Un carico di armamenti Oto Melara, destinato a una nave in costruzione presso il cantiere navale di Abu Dhabi, ha sollevato un’ondata di preoccupazioni e proteste nel porto di Genova.
La presenza, fotografata dai lavoratori del Calp (Compagnia Agricola e Portuale) al terminal GMT, ha scatenato un confronto acceso tra sindacati, autorità portuali, istituzioni locali e la cittadinanza, mettendo in luce la complessità delle dinamiche legate al commercio di armi e le implicazioni etiche e geopolitiche che ne derivano.
Il segretario generale dell’Autorità Portuale, Paolo Piacenza, ha fornito rassicurazioni, in seguito a un coordinamento con le prefetture di Genova e La Spezia, circa la conformità del carico alla legge italiana 185/90 e la sua assenza di destinazione verso aree coinvolte in conflitti armati diretti.
Tuttavia, queste garanzie non hanno placato le ansie espresse dai manifestanti, che chiedono un maggiore controllo e trasparenza sulle spedizioni di armamenti che transitano nel porto genovese.
José Nivoi, portavoce del Calp e sindacalista U.
S.
B.
, ha sottolineato l’urgenza di istituire un osservatorio permanente sugli armamenti, un organismo indipendente che coinvolga tutte le istituzioni competenti – autorità portuale, prefettura, capitaneria di porto, comune – per monitorare costantemente le spedizioni e prevenire eventuali deviazioni o usi impropri.
Questa proposta, nata dal basso, riflette una crescente consapevolezza della necessità di responsabilizzare le autorità e garantire la partecipazione della società civile nel processo decisionale.

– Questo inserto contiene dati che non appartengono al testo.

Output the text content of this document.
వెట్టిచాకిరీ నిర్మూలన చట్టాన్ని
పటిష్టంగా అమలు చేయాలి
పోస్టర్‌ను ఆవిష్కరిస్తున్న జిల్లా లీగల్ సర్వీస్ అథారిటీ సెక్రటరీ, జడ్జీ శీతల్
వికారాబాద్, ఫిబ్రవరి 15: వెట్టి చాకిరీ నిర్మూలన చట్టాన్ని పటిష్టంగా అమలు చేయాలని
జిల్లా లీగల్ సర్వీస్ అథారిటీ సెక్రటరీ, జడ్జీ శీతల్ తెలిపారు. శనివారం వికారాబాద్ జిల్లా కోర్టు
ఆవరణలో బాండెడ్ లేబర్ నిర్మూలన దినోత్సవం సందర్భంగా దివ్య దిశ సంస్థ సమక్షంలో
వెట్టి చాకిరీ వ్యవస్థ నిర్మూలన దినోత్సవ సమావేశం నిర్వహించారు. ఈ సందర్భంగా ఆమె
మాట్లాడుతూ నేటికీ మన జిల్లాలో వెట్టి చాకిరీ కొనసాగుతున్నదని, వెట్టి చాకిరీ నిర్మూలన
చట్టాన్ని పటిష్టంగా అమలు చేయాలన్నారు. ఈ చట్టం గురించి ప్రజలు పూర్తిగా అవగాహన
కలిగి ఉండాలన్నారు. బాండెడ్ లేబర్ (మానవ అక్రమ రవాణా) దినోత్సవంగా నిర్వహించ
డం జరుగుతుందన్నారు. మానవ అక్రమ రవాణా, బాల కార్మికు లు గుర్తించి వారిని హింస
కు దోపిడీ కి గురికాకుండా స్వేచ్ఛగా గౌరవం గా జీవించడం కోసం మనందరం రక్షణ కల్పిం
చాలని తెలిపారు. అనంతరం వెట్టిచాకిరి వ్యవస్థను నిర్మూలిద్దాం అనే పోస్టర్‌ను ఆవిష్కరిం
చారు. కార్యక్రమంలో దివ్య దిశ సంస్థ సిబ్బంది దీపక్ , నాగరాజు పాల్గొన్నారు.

La questione non si esaurisce in una mera verifica della legalità formale.
Il Comune di Genova, a testimonianza di un dibattito pubblico sempre più acceso, aveva già incontrato il Calp, esprimendo preoccupazione e votando una mozione che invita alla sospensione di qualsiasi forma di cooperazione istituzionale, militare e di ricerca con lo Stato di Israele e al riconoscimento dello Stato di Palestina.
Questa decisione, pur controversa, riflette un crescente disagio verso le politiche internazionali e un desiderio di promuovere la pace e la giustizia.
Anche i sindacati confederali (Filt Cgil, Fit Cisl e Uiltrasporti) hanno formalmente richiesto chiarimenti urgenti, esprimendo la minaccia di bloccare l’attività portuale qualora fosse emerso che il carico fosse destinato a operazioni che ledano i diritti umani, in particolare riferendosi al popolo palestinese.
La gravità delle accuse, seppur non confermate, testimonia la tensione emotiva e politica che alimenta la vicenda.
L’episodio solleva interrogativi fondamentali: quali sono i limiti etici del commercio di armi? Qual è il ruolo delle istituzioni locali nel controllo delle esportazioni? Come garantire la trasparenza e la partecipazione della società civile in processi decisionali di tale delicatezza? La richiesta di un osservatorio sugli armamenti, condivisa da diverse forze politiche e sindacali, rappresenta un primo passo verso una maggiore accountability e verso un futuro in cui il porto di Genova possa essere un luogo di scambio e di progresso, e non di conflitto.
L’evento riflette un momento cruciale, in cui la comunità genovese si interroga sul proprio ruolo nel panorama globale e sulla responsabilità che ne deriva.